La figura di Afeni Shakur, comunque, sarà sempre legata nell’immaginario collettivo alla bellissima canzone che Tupac le dedicò nel ’95, “Dear Mama”, prodotta in un periodo in cui il ragazzo, particolarmente affranto, sentiva di poter contare soltanto su se stesso e sull’affetto di sua madre.
Da allora, “Dear Mama” è diventata l’ideale serenata hip-hop per tutte le madri del mondo, ed in particolar modo a quelle forti, magari abbandonate dai mariti, che sono state però tanto tenaci da crescere i propri figli nel migliore dei modi, proprio come fu in grado di fare Afeni con il suo Tupac.
In conclusione, ciò che è bene sottolineare è che oggi non stiamo celebrando la vita di una donna “aliena”: Afeni Shakur ha avuto i suoi problemi (tra cui una grave dipendenza dal crack, negli anni ‘80), ha incassato le sue sconfitte e ha perso molto durante il suo cammino, ma ha sempre tenuto alta la testa, e ciò che tutti ricorderemo sempre di lei sarà la capacità di sembrare straordinaria nella sua caritatevole semplicità, elevandosi a modello da prendere come esempio per tutti coloro che sentono il necessità di lottare per il proprio riscatto sociale e per il bene collettivo.

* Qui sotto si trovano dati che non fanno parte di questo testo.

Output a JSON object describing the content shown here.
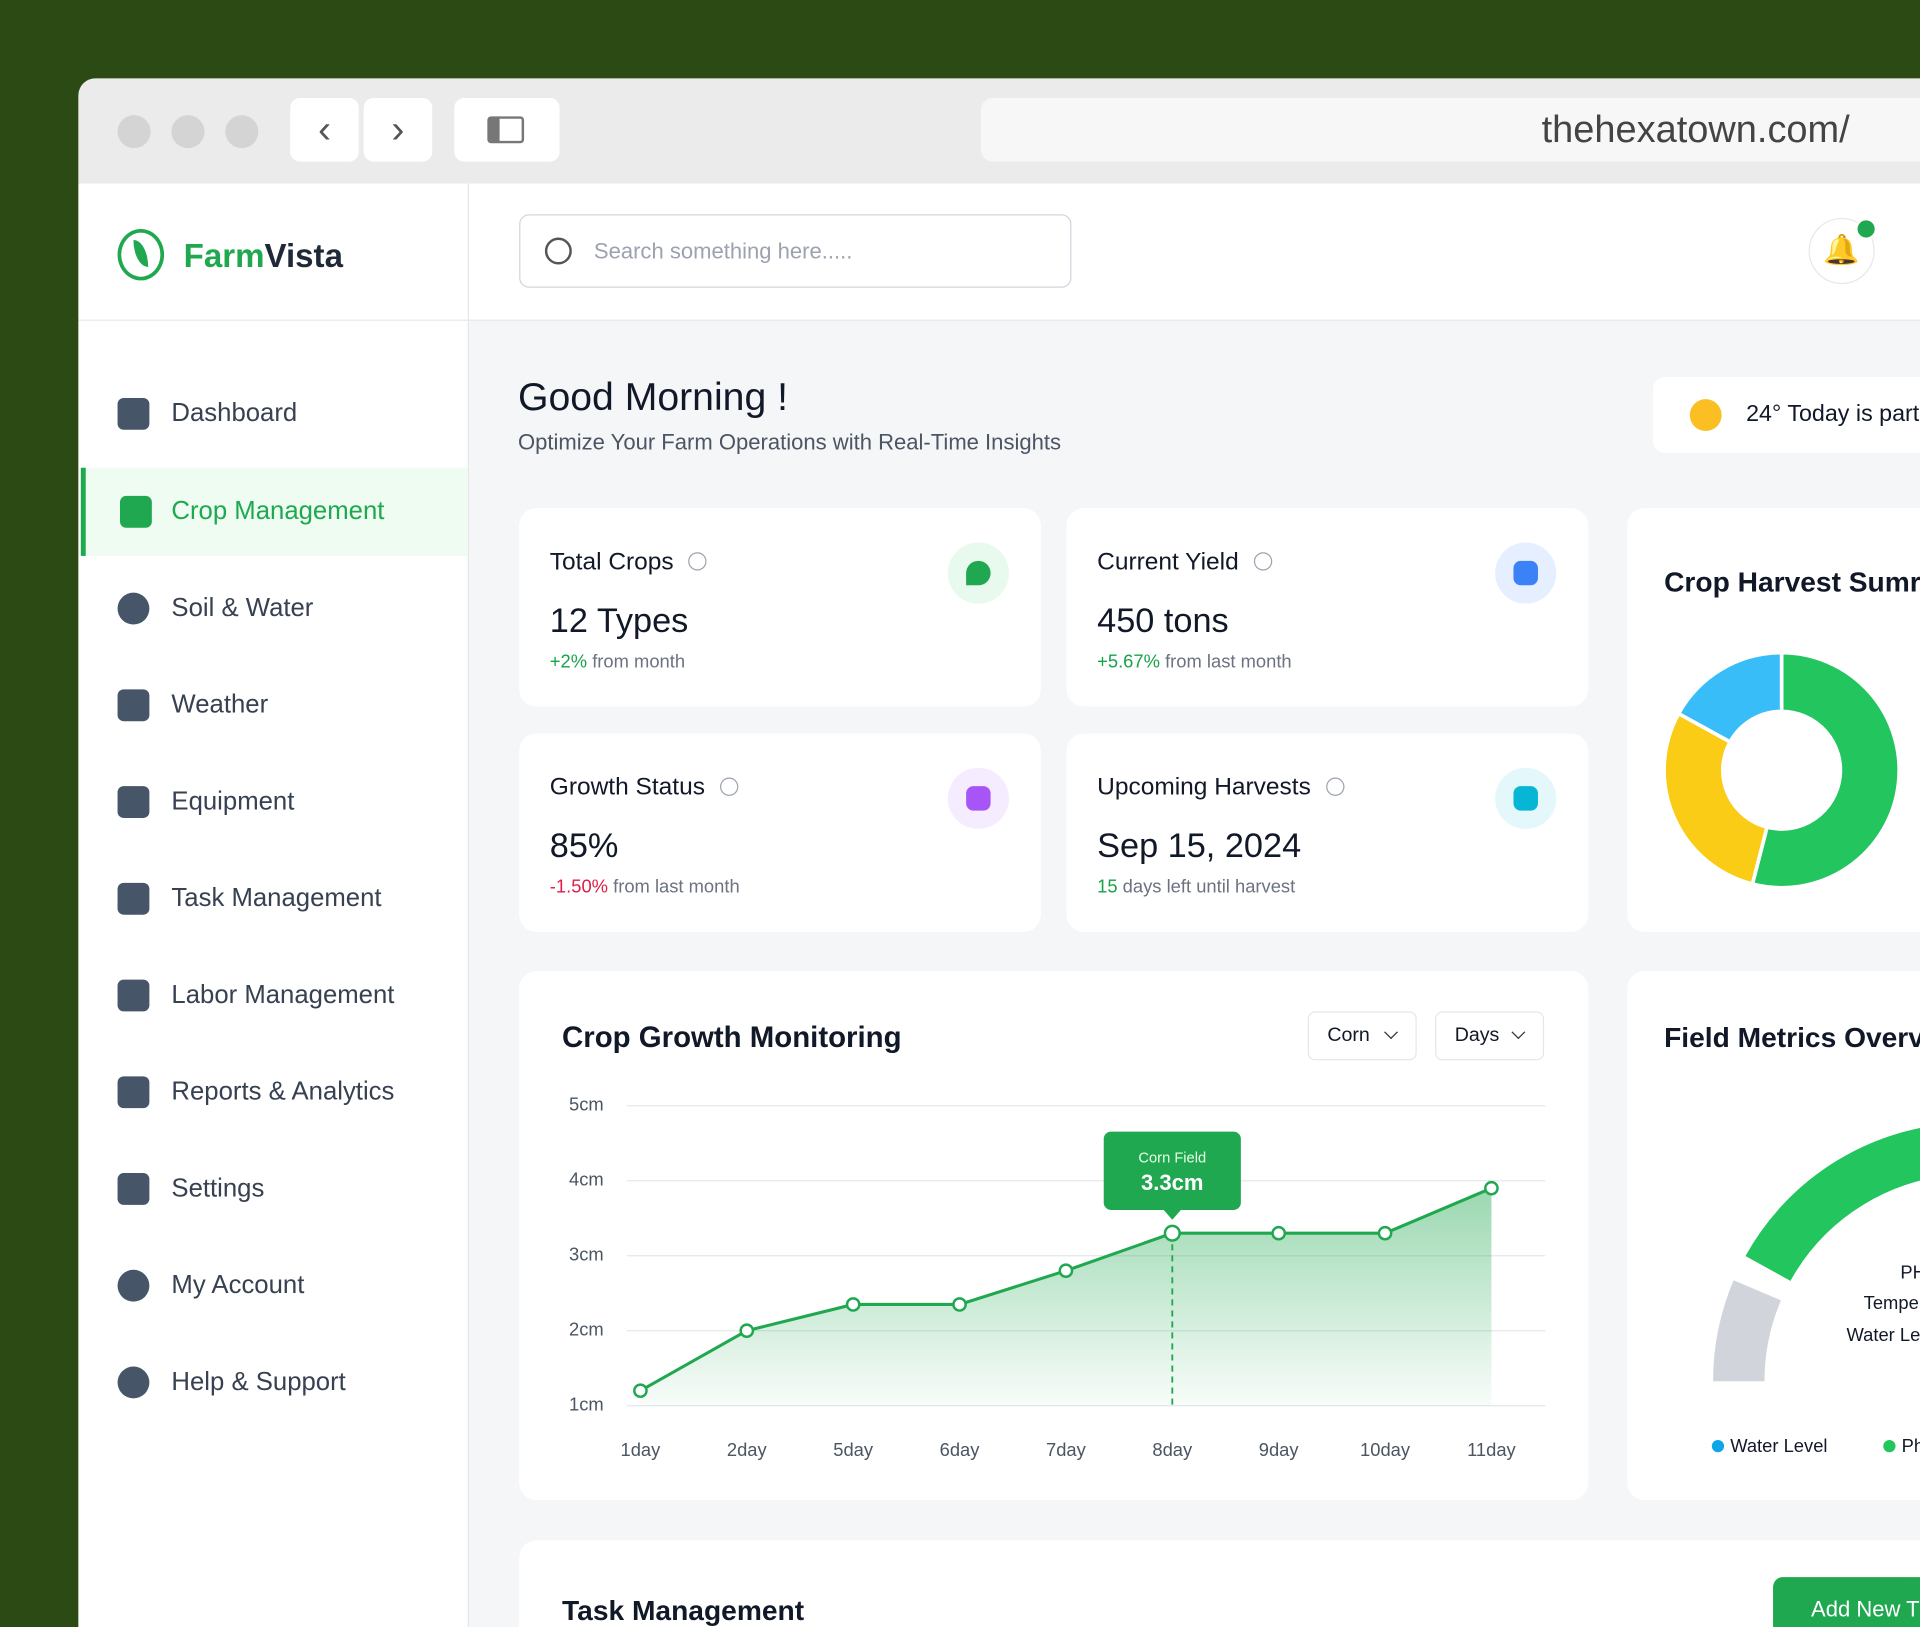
{
  "browser": {
    "url": "thehexatown.com/"
  },
  "brand": {
    "first": "Farm",
    "second": "Vista"
  },
  "search_placeholder": "Search something here.....",
  "nav": [
    "Dashboard",
    "Crop Management",
    "Soil & Water",
    "Weather",
    "Equipment",
    "Task Management",
    "Labor Management",
    "Reports & Analytics",
    "Settings",
    "My Account",
    "Help & Support"
  ],
  "greeting": {
    "title": "Good Morning !",
    "subtitle": "Optimize Your Farm Operations with Real-Time Insights"
  },
  "weather": "24° Today is partl",
  "stats": [
    {
      "title": "Total Crops",
      "value": "12 Types",
      "change": "+2%",
      "note": "from month"
    },
    {
      "title": "Current Yield",
      "value": "450 tons",
      "change": "+5.67%",
      "note": "from last month"
    },
    {
      "title": "Growth Status",
      "value": "85%",
      "change": "-1.50%",
      "note": "from last month"
    },
    {
      "title": "Upcoming Harvests",
      "value": "Sep 15, 2024",
      "change": "15",
      "note": "days left until harvest"
    }
  ],
  "chart_data": [
    {
      "type": "line",
      "title": "Crop Growth Monitoring",
      "filters": [
        "Corn",
        "Days"
      ],
      "categories": [
        "1day",
        "2day",
        "5day",
        "6day",
        "7day",
        "8day",
        "9day",
        "10day",
        "11day"
      ],
      "values": [
        1.2,
        2.0,
        2.35,
        2.35,
        2.8,
        3.3,
        3.3,
        3.3,
        3.9
      ],
      "value_labels": [
        null,
        null,
        null,
        null,
        null,
        "3.3cm",
        null,
        null,
        null
      ],
      "tooltip_title": "Corn Field",
      "color": "#1fa84f",
      "ylim": [
        1,
        5
      ],
      "yticks": [
        {
          "value": 1,
          "label": "1cm"
        },
        {
          "value": 2,
          "label": "2cm"
        },
        {
          "value": 3,
          "label": "3cm"
        },
        {
          "value": 4,
          "label": "4cm"
        },
        {
          "value": 5,
          "label": "5cm"
        }
      ],
      "grid": true
    },
    {
      "type": "pie",
      "title": "Crop Harvest Sumr",
      "values": [
        54,
        29,
        17
      ],
      "colors": [
        "#22c55e",
        "#facc15",
        "#38bdf8"
      ]
    }
  ],
  "field_metrics": {
    "title": "Field Metrics Overv",
    "labels": [
      "PH",
      "Tempe",
      "Water Le"
    ],
    "legend": [
      "Water Level",
      "Ph"
    ]
  },
  "tasks": {
    "title": "Task Management",
    "button": "Add New T"
  }
}
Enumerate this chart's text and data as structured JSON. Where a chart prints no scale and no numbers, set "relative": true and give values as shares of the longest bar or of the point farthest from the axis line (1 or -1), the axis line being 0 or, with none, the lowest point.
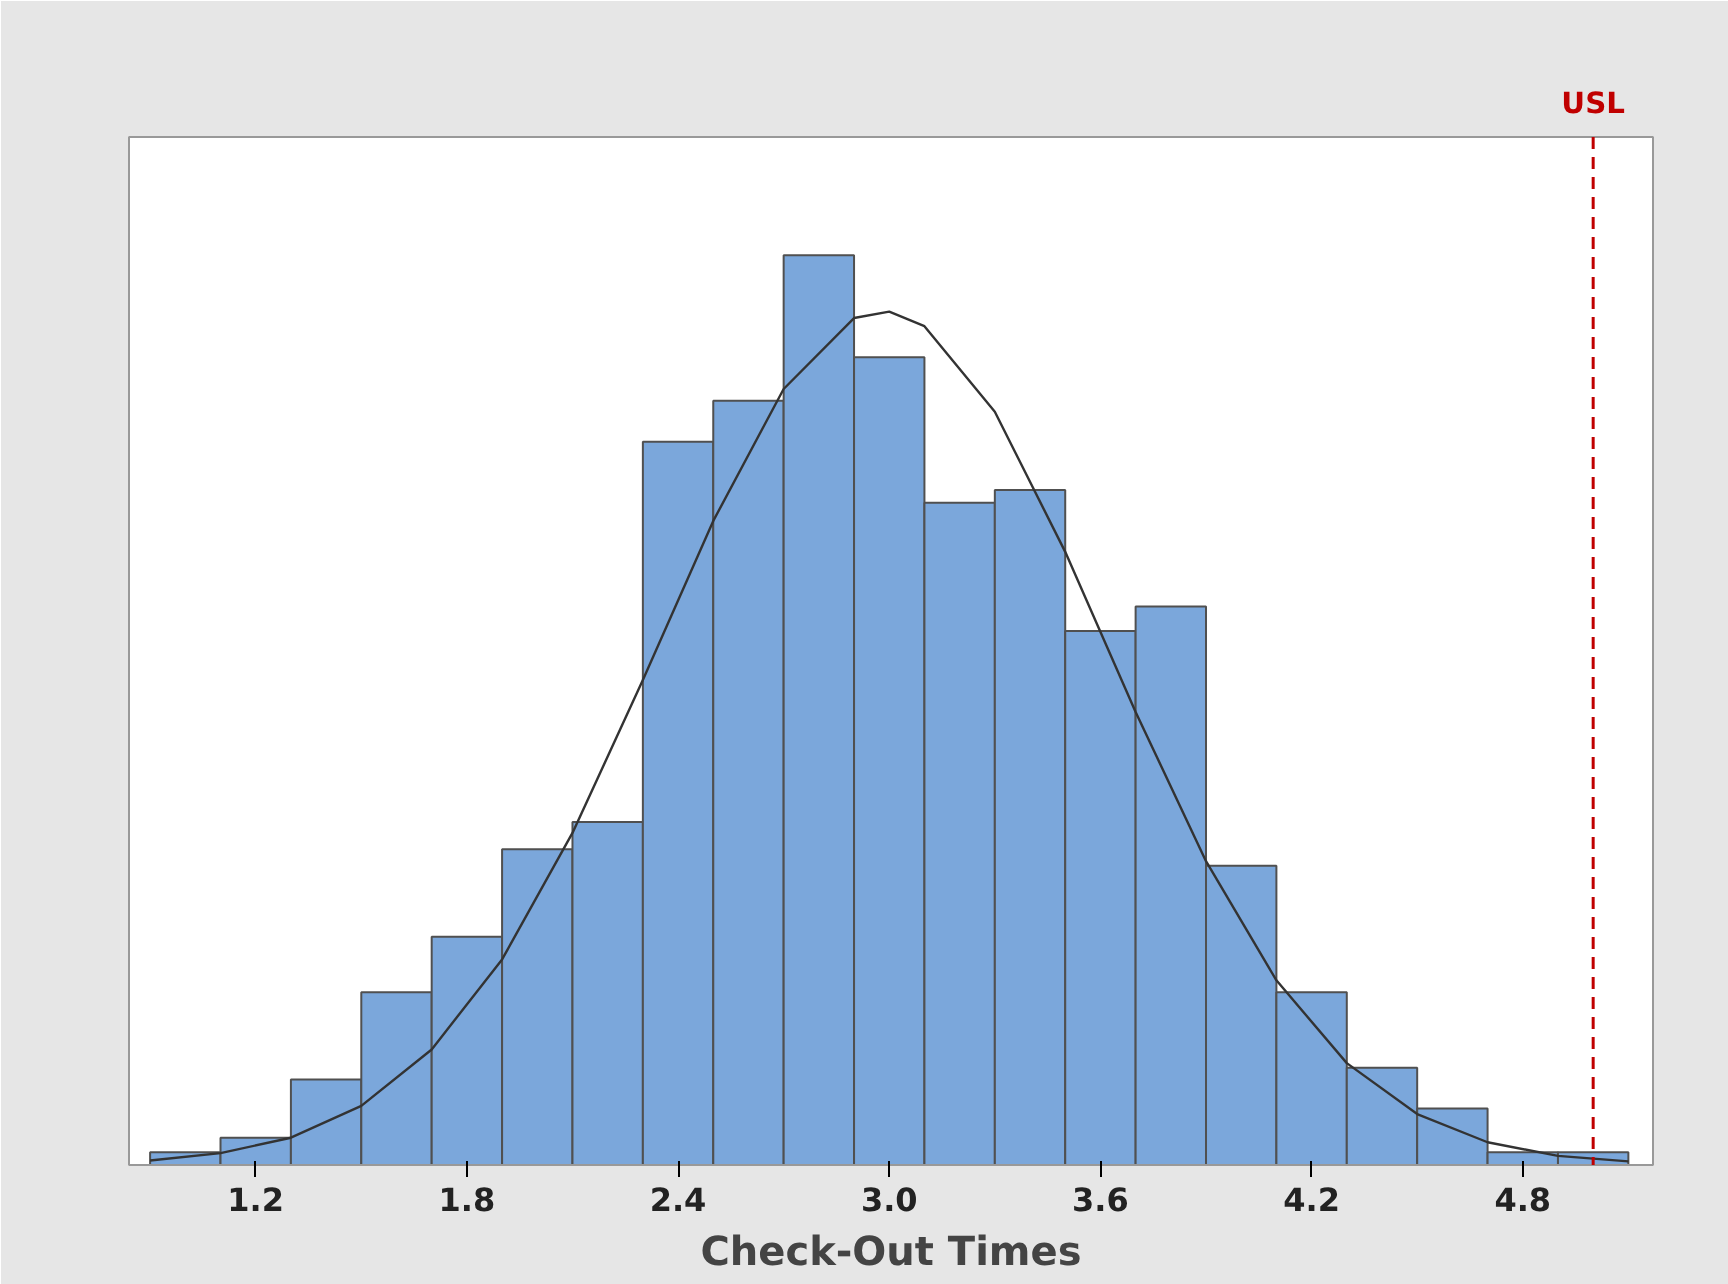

Ci mancherà, ma la sua preziosa eredità vivrà indubbiamente in eterno.
Rest In Peace, Afeni.
*Tutti i proventi derivati dalla vendita dei dischi e dei prodotti targati Makaveli Branded sono stati e sono ancora devoluti, nella loro quasi totalità, ad enti di beneficenza (veicolati dalla Tupac Amaru Shakur Foundation) e a centri ricreativi per i giovani, dedicati alla memoria di Tupac, come il Tupac Amaru Shakur Center for the Arts, con sede ad Atlanta (Georgia).